En 1783, Johann Jacob Schweppe, joyero de origen alemán residente en la ciudad suiza de Ginebra, inventó un sistema eficaz con el que introducir burbujas de dióxido de carbono en el agua envasada en botellas (procedimiento basado en los experimentos de Cavendish). La compañía fundada por Schweppe, a la que puso su nombre, se estableció en Londres, capital europea de la época, donde el agua con gas hizo furor. No fue hasta 1870 cuando, a partir del extraordinario crecimiento que había tenido la producción de jarabes medicinales en la farmacia anglosajona, J. Schweppe & Co tuvo la idea de incluir la ya descubierta quinina en la soda carbonatada de naranja para producir agua tónica; una bebida que además de refrescante se consideraba era un medicamento para combatir el paludismo. La tónica se populariza a partir de entonces convirtiéndose en bebida de moda. Pero una bebida, por muy y saludable que sea, que no contiene nada de
alcohol, puede admitirse en la vida civil, pero dudosamente en la militar. Por ello, para celebrar las sucesivas victorias de las tropas británicas en la India, un alto oficial de aquel país propuso añadirle ginebra a la tónica para fabricar un combinado alcohólico.

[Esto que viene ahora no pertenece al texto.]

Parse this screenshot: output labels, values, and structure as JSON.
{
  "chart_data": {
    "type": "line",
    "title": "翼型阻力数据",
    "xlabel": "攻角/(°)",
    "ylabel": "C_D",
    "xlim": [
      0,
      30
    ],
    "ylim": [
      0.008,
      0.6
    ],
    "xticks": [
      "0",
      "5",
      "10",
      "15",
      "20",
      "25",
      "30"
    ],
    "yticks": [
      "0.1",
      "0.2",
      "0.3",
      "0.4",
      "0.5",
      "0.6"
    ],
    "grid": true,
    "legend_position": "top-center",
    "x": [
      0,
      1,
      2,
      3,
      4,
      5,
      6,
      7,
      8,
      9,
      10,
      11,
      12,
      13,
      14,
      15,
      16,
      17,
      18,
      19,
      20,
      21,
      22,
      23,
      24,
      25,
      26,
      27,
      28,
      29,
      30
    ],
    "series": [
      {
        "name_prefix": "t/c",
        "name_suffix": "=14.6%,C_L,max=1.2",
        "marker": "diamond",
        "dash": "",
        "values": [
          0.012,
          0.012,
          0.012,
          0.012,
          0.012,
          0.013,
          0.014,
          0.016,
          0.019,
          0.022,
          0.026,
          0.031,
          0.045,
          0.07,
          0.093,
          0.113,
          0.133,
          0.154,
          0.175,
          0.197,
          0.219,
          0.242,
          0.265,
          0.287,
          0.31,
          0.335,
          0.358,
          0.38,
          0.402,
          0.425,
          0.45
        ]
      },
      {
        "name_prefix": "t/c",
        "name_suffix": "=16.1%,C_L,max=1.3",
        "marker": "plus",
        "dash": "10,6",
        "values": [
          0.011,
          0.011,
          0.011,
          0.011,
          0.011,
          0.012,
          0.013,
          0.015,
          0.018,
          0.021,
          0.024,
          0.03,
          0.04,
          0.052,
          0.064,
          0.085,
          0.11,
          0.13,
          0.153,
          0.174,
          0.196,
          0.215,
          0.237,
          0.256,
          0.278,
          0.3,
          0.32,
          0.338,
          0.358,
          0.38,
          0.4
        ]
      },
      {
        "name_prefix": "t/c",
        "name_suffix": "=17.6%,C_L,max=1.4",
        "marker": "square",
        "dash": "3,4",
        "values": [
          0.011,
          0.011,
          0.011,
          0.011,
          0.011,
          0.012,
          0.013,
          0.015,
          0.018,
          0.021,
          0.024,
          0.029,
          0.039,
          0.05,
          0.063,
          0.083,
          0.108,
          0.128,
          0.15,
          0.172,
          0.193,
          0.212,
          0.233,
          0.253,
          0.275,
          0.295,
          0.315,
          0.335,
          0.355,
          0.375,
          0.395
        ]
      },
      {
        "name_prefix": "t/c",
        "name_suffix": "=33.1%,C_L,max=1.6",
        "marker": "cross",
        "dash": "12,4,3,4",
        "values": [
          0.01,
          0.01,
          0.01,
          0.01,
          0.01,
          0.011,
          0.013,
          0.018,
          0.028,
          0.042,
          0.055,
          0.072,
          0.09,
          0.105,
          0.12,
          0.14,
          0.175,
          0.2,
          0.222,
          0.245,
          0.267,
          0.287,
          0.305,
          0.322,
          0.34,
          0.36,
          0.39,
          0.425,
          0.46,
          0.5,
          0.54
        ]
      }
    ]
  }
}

Otra versión del origen asegura que el combinado de ginebra con tónica (el “gin tonic”) procede de los soldados británicos que para conseguir tragar la odiosa quinina, con la que prevenían el paludismo, la disolvían en agua con zumo de lima, azúcar y un chorro de ginebra para disimular su sabor.
Con el paso de los años, el uso terapéutico de la tónica ha desaparecido. Su consumo recreativo junto a la ginebra, en cambio, es cada vez más popular. Hoy en día, el gin-tonic sigue siendo muy aceptado aunque la mayor parte de las tónicas que se encuentran en el mercado han sustituido la quinina por emuladores de sabor y edulcorantes.
El extracto de quina se emplea también en la elaboración jarabes que potencian el aroma de algunas bebidas alcohólicas. Hace varias décadas, en España se empleaba en vino de quina (las famosa “Quina San Clemente” y “Quina Santa Catalina”) para aumentar el apetito de los niños, práctica extinguida en la actualidad, aunque se encontraba muy extendida en todo el país, en ausencia de medicamentos que estimulasen el apetito de los críos.
Bien, un saludo a todos y un respetuoso recuerdo a la condesa (que no se os olvide) de Chinchón.